Office health and safety training generally covers obvious hazards, like poor ergonomics, manual handling and eye strain. Due to the relative safety of the office environment, compared to the warehouse or building site, less obvious risks are often underestimated. Worse, some chemicals and other hazards capable of causing serious injury can go unnoticed and unmonitored.
Most office managers and small business owners are well aware of their duty to protect staff from safety risks. When drafting health and safety procedures and training, however, the focus is often on the risks office workers’ are exposed to in the course of their job, and on the environment as a ‘working office’.
The danger posed, for example, by cleaning products may be missed because the workers that a manager is supervising don’t use them. Additionally, the cleaners who do use those products only visit the office out-of-hours, after staff (and designated safety officers) have gone home.
Office cleaning chemicals may be concentrated or much stronger than equivalents used at home. If a spill or other incident occurs during office hours, prompting an employee to hunt for something to deal with the mess, those chemicals could be found and used inappropriately. Untrained use could lead to, at best, damage to office property (like desks or carpets), and at worse, serious and permanent injury.
Training needed for some equipment
Employees may be instructed not to use potentially-dangerous office equipment without training, such as guillotines, volume shredders or franking machines. Unfortunately, a worker’s familiarity with domestic cleaning products may lull them into a false sense of security, and short-circuit their health and safety training when tackling a spill, stain or other clean-up job.
A ‘clean desk’ policy can unwittingly increase the risk posed by untrained use of hazardous chemicals. Where workers are expected to clean up after themselves, it is particularly important that they are provided the means and training to do so, however obvious this might be.
Injuries arising from inappropriate use of these chemicals include chemical burns, dermatitis, lung damage and eye injury. Contact dermatitis is a common ailment affecting even trained cleaners, if they are provided with inadequate gloves or faulty personal protective equipment (PPE). The risk to an office worker without any protective gear is much higher.
Less common, but far more serious, is the potential for lung damage caused by concentrated or inappropriately-mixed chemicals. Workers have sustained severe lung injuries akin to a chlorine gas attack after inhaling gas given off by hazardous cleaning products.
Due to the absence of training in how to use chemicals stored in the office, employees are often not trained to triage injuries arising from incorrect use. The office first aider(s) should already know how to treat chemical burns generally, but some cleaning products may require non-standard treatment or an immediate hospital visit. Appropriate treatment should be printed on the chemical’s container, but that will not help if the first-aider doesn’t know to check.
Employers can be liable
An employer could easily be found liable for any injuries arising from incorrect use of cleaning chemicals in the office, even if those chemicals were used without management’s instruction or knowledge.
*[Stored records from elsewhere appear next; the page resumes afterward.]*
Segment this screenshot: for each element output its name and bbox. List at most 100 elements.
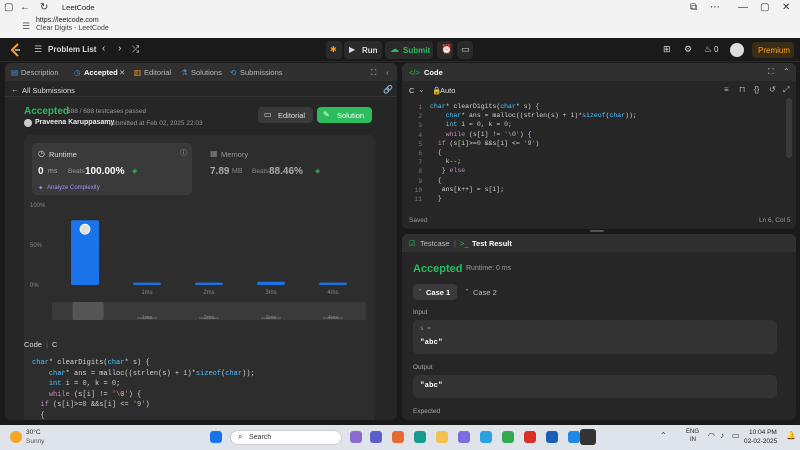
all-submissions-link[interactable]: All Submissions [22, 86, 75, 95]
code-line[interactable]: } [430, 195, 442, 202]
file-explorer-icon[interactable] [436, 431, 448, 443]
collapse-chevron-icon[interactable]: ⌃ [783, 67, 790, 76]
chrome-icon[interactable] [502, 431, 514, 443]
premium-button[interactable]: Premium [752, 42, 794, 58]
runtime-card[interactable]: ◷ Runtime ⓘ 0 ms Beats 100.00% ◈ ✦ Analy… [32, 143, 192, 195]
url-text[interactable]: https://leetcode.com [36, 17, 109, 24]
teams-icon[interactable] [370, 431, 382, 443]
weather-sun-icon[interactable] [10, 431, 22, 443]
bookmark-icon[interactable]: ⊓ [739, 85, 745, 94]
editor-scrollbar[interactable] [786, 98, 792, 158]
tab-submissions[interactable]: Submissions [240, 68, 283, 77]
tab-accepted[interactable]: Accepted [84, 68, 118, 77]
code-editor-area[interactable]: 1 char* clearDigits(char* s) {2 char* ans… [402, 96, 796, 209]
next-problem-icon[interactable]: › [118, 43, 121, 54]
mode-label[interactable]: Auto [440, 86, 455, 95]
menu-dots-icon[interactable]: ⋯ [710, 2, 720, 13]
avatar[interactable] [730, 43, 744, 57]
tab-testcase[interactable]: Testcase [420, 239, 450, 248]
analyze-complexity-link[interactable]: Analyze Complexity [47, 185, 100, 191]
chevron-down-icon[interactable]: ⌄ [418, 85, 425, 94]
volume-icon[interactable]: ♪ [720, 431, 724, 440]
code-line[interactable]: { [430, 177, 442, 184]
close-icon[interactable]: ✕ [782, 2, 790, 13]
sidebar-toggle-icon[interactable]: ▢ [4, 2, 13, 13]
tab-test-result[interactable]: Test Result [472, 239, 512, 248]
code-line[interactable]: while (s[i] != '\0') { [430, 131, 532, 138]
tab-description[interactable]: Description [21, 68, 59, 77]
notification-bell-icon[interactable]: 🔔 [786, 431, 796, 440]
streak-fire-icon[interactable]: ♨ [704, 44, 712, 55]
submit-button[interactable]: ☁ Submit [385, 41, 433, 59]
code-line[interactable]: char* ans = malloc((strlen(s) + 1)*sizeo… [430, 112, 637, 119]
case-1-tab[interactable]: • Case 1 [413, 284, 457, 300]
debug-button[interactable]: ✱ [326, 41, 342, 59]
taskbar-search[interactable]: ⌕ Search [230, 430, 342, 445]
solution-button[interactable]: ✎ Solution [317, 107, 372, 123]
windows-start-icon[interactable] [210, 431, 222, 443]
expand-icon[interactable]: ⛶ [371, 68, 376, 78]
back-arrow-icon[interactable]: ← [20, 2, 30, 13]
code-line[interactable]: ans[k++] = s[i]; [430, 186, 504, 193]
info-icon[interactable]: ⓘ [180, 148, 187, 158]
code-line[interactable]: if (s[i]>=0 &&s[i] <= '9') [430, 140, 539, 147]
store-icon[interactable] [480, 431, 492, 443]
settings-gear-icon[interactable]: ⚙ [684, 44, 692, 55]
word-icon[interactable] [546, 431, 558, 443]
fullscreen-icon[interactable]: ⤢ [783, 85, 789, 95]
run-button[interactable]: ▶ Run [344, 41, 382, 59]
code-line[interactable]: { [430, 149, 442, 156]
app-icon-purple[interactable] [458, 431, 470, 443]
problem-list-icon[interactable]: ☰ [34, 44, 42, 55]
maximize-icon[interactable]: ▢ [760, 2, 769, 13]
weather-text[interactable]: Sunny [26, 438, 44, 445]
username[interactable]: Praveena Karuppasamy [35, 119, 114, 126]
code-line[interactable]: char* clearDigits(char* s) { [430, 103, 539, 110]
tab-editorial[interactable]: Editorial [144, 68, 171, 77]
collapse-chevron-icon[interactable]: ‹ [386, 68, 389, 77]
colorful-app-icon[interactable] [392, 431, 404, 443]
share-link-icon[interactable]: 🔗 [383, 85, 393, 94]
tab-title[interactable]: LeetCode [62, 3, 95, 12]
clock-time[interactable]: 10:04 PM [749, 429, 777, 436]
minimize-icon[interactable]: — [738, 2, 748, 13]
screenshot-icon[interactable]: ⧉ [690, 2, 697, 13]
braces-icon[interactable]: {} [754, 85, 759, 94]
leetcode-logo-icon[interactable] [10, 43, 22, 57]
layout-grid-icon[interactable]: ⊞ [663, 44, 671, 55]
weather-temp[interactable]: 30°C [26, 429, 41, 436]
problem-list-link[interactable]: Problem List [48, 45, 96, 54]
case-2-tab[interactable]: • Case 2 [462, 284, 506, 300]
copilot-icon[interactable] [350, 431, 362, 443]
tab-solutions[interactable]: Solutions [191, 68, 222, 77]
clock-date[interactable]: 02-02-2025 [744, 438, 777, 445]
outlook-icon[interactable] [568, 431, 580, 443]
language-eng[interactable]: ENG [686, 429, 699, 435]
edge-icon[interactable] [414, 431, 426, 443]
address-bar[interactable]: https://leetcode.com Clear Digits - Leet… [36, 17, 109, 32]
language-select[interactable]: C [409, 86, 414, 95]
notes-button[interactable]: ▭ [457, 41, 473, 59]
close-tab-icon[interactable]: ✕ [119, 68, 125, 77]
wifi-icon[interactable]: ◠ [708, 431, 715, 440]
mcafee-icon[interactable] [524, 431, 536, 443]
leetcode-taskbar-icon[interactable] [580, 429, 596, 445]
chevron-up-icon[interactable]: ⌃ [660, 431, 667, 440]
code-line[interactable]: } else [430, 167, 465, 174]
user-avatar[interactable] [24, 119, 32, 127]
code-line[interactable]: k--; [430, 158, 462, 165]
code-line[interactable]: int i = 0, k = 0; [430, 121, 512, 128]
shuffle-icon[interactable]: ⤮ [132, 44, 139, 55]
timer-button[interactable]: ⏰ [437, 41, 453, 59]
resize-handle[interactable] [590, 230, 604, 232]
submitted-code-viewer[interactable]: char* clearDigits(char* s) { char* ans =… [24, 353, 375, 420]
back-arrow-icon[interactable]: ← [11, 85, 19, 94]
editorial-button[interactable]: ▭ Editorial [258, 107, 313, 123]
reload-icon[interactable]: ↻ [40, 2, 48, 13]
memory-card[interactable]: ▦ Memory 7.89 MB Beats 88.46% ◈ [204, 143, 364, 195]
prev-problem-icon[interactable]: ‹ [102, 43, 105, 54]
format-icon[interactable]: ≡ [724, 85, 729, 94]
expand-icon[interactable]: ⛶ [768, 67, 774, 77]
battery-icon[interactable]: ▭ [732, 431, 740, 440]
reset-icon[interactable]: ↺ [769, 85, 776, 94]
It is the responsibility of management to ensure that all health and safety risks, both to their staff and to members of the public, are mitigated wherever reasonably possible.
As a general rule, if hazardous materials are stored in the office, appropriate direction must be given as to their use. Chris Salmon, operations director at, accident at work specialists, Quittance says, ‘The safest course is to instruct, and regularly remind, staff that they simply should not use the cleaning products.’
‘Even if the chemicals are off limits, it would be prudent to check that the chemicals used are strictly necessary. Replace them with less hazardous products where possible. Safety officers should also make a note of the appropriate treatment for each chemical, should an injury occur, and make sure all staff have access to this guidance.’
Cleaning products should always be stored in their original containers, in a secure location, and with reference to any specific storage instructions. Where possible, cleaning activity should be scheduled for a time when office staff are not present, such as evenings or weekends. Staff should also be trained how to handle any chemicals present and treat related injuries, even if workers are instructed not to use them.